First Service Credit Union has launched an innovative new banking program aimed at children from birth to age 18, emphasizing increasing levels of account features as the children grow and become more financially responsible.
The new program, Discovery Youth Accounts, is designed to foster a sense of financial independence among the young savings and checking account holders, increasing that independence as they get older.
Discovery Youth Accounts are offered in three tiers – Adventurer, for children up to age 10; Voyager, for children 11 to 14, and Navigator, for young people from 15 to 18. The account holders are automatically moved up to the next tier on the appropriate birthday.
What makes Discovery Youth Accounts different is the way it confers more independence and responsibility on the children as they move up through the age tiers, explained Mike McWethy, Executive Vice President of First Service Credit Union.
“If you look at most credit union programs aimed at these age groups, they have a very ‘young’ feel to them, with a lot of cartoon characters, for instance,” said McWethy. “That may be fine for the youngest children, but it doesn’t interest teenagers. We designed Discovery Youth Accounts to emphasize activity and the outdoors, in a way that can appeal to every child.”
All the accounts offer free online and mobile banking, and First Service will reward account holders by paying them – depositing money into their accounts – for good grades.
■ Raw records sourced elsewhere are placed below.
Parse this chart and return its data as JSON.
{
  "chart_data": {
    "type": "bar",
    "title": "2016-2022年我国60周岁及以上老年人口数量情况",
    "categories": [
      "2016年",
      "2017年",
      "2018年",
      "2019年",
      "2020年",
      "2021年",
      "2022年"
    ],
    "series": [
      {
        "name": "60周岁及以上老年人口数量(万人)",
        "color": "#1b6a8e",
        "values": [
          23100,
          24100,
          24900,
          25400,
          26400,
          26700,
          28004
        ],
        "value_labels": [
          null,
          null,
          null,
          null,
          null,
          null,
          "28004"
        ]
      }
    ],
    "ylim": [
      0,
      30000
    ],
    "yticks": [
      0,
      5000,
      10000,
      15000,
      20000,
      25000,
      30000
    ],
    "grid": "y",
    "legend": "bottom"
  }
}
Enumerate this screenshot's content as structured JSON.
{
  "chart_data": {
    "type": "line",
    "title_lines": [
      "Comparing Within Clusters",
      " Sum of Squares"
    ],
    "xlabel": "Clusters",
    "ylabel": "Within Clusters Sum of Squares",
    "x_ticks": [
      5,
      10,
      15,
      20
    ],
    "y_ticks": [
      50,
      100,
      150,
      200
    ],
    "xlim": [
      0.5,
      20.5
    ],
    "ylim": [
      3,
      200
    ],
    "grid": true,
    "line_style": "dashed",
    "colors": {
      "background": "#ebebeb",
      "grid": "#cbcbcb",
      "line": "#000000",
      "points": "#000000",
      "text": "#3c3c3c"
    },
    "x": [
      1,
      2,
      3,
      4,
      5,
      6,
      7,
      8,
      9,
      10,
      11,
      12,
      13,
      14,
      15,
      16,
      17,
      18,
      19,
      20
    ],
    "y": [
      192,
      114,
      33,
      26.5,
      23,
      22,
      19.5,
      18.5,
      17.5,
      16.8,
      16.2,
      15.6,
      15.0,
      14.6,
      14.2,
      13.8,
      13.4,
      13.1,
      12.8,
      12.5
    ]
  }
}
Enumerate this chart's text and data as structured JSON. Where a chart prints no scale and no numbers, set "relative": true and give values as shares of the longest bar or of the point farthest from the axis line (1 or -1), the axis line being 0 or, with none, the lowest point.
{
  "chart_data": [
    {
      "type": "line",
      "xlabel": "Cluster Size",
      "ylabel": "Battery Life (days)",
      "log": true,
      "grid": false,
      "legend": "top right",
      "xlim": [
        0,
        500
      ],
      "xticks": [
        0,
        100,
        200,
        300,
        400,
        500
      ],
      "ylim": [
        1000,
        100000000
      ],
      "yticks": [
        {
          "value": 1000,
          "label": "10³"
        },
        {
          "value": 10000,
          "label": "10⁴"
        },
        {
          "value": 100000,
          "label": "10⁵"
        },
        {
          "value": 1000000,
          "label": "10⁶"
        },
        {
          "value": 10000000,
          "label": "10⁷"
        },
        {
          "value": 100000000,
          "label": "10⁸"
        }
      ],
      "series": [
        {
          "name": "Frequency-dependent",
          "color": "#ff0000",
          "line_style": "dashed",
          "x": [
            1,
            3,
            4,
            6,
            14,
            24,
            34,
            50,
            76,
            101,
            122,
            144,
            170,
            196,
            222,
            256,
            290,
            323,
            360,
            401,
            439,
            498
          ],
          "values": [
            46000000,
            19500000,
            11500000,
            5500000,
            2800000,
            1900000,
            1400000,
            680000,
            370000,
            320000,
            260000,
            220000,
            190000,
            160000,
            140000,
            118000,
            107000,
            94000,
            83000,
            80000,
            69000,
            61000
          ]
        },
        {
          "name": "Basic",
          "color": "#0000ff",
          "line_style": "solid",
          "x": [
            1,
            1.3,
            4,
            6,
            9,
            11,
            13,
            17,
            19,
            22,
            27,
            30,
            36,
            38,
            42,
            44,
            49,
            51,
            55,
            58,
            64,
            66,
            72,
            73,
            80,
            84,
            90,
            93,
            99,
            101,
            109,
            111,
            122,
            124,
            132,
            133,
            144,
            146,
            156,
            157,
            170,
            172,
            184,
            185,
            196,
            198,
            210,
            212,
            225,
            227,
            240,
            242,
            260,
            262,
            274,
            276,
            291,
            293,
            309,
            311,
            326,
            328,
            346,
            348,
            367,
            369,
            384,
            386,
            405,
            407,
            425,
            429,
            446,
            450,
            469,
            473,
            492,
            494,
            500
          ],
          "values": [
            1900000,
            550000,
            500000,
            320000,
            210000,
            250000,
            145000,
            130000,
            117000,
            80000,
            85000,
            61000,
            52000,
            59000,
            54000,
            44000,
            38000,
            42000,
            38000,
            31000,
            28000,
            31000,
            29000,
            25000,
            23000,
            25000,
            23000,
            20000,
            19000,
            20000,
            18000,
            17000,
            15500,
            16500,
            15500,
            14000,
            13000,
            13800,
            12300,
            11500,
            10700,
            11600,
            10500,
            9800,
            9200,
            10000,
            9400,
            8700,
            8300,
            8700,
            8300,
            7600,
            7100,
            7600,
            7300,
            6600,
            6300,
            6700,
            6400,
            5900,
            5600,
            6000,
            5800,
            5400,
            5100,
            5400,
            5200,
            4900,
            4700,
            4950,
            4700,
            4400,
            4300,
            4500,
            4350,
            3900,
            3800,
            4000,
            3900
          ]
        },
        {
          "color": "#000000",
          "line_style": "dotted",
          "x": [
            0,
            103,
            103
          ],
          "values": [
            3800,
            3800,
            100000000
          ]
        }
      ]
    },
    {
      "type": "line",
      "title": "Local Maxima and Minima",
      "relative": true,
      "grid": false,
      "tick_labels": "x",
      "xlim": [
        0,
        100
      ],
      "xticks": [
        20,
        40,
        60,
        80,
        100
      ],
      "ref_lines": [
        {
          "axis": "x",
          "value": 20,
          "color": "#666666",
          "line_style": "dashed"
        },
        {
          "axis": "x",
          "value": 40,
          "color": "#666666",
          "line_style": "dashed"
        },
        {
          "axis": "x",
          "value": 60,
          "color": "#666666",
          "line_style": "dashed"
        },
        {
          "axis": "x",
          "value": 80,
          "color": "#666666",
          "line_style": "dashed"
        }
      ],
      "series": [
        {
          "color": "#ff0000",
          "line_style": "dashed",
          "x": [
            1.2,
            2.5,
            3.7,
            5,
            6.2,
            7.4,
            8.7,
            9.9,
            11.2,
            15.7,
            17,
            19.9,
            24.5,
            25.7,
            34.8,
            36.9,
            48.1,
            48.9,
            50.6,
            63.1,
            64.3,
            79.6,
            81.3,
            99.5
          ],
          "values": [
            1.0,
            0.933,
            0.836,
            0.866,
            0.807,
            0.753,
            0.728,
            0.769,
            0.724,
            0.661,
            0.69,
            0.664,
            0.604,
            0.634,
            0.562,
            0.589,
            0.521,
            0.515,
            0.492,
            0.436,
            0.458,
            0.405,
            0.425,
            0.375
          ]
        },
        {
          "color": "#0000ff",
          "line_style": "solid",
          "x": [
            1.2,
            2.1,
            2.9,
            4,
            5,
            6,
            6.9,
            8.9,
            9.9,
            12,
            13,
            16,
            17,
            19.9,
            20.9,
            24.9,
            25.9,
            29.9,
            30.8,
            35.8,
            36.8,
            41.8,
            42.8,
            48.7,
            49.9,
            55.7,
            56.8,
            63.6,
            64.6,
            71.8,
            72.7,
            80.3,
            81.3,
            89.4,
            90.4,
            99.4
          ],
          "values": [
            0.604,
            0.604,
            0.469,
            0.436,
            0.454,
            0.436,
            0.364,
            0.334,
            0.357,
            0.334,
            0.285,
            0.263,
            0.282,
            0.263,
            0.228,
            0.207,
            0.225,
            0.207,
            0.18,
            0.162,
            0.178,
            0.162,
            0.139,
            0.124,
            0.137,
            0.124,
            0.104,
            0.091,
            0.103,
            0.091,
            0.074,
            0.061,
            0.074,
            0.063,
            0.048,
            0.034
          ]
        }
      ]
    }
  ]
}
Once children move into the middle age tier, the Voyager accounts, they will be able to set up their own online web page, in GoFundMe crowdfunding website style, in a feature coming in 2016. That will allow relatives and friends to easily contribute to the youngster’s account.
“If Grandma or Grandpa want to give a monetary gift to their grandchild, for instance, they can do it through that page rather than writing a check or buying a Savings Bond,” McWethy explained. “The children can also designate special things they might be saving for and highlight that on their web page.”
As they move into the Navigator accounts, the next level of responsibility gives the teenagers their own checking account and debit card, further helping them to learn good financial habits. The debit card is designed so it can’t be overdrawn, so there will never be a concern about overdraft fees.
“Most youth accounts are set up so that the parents run the account. We set up our Discovery Accounts with features that are focused on the children. We provide tools that help them initiate and drive their own savings and increasingly discover good financial habits and independence,” McWethy said.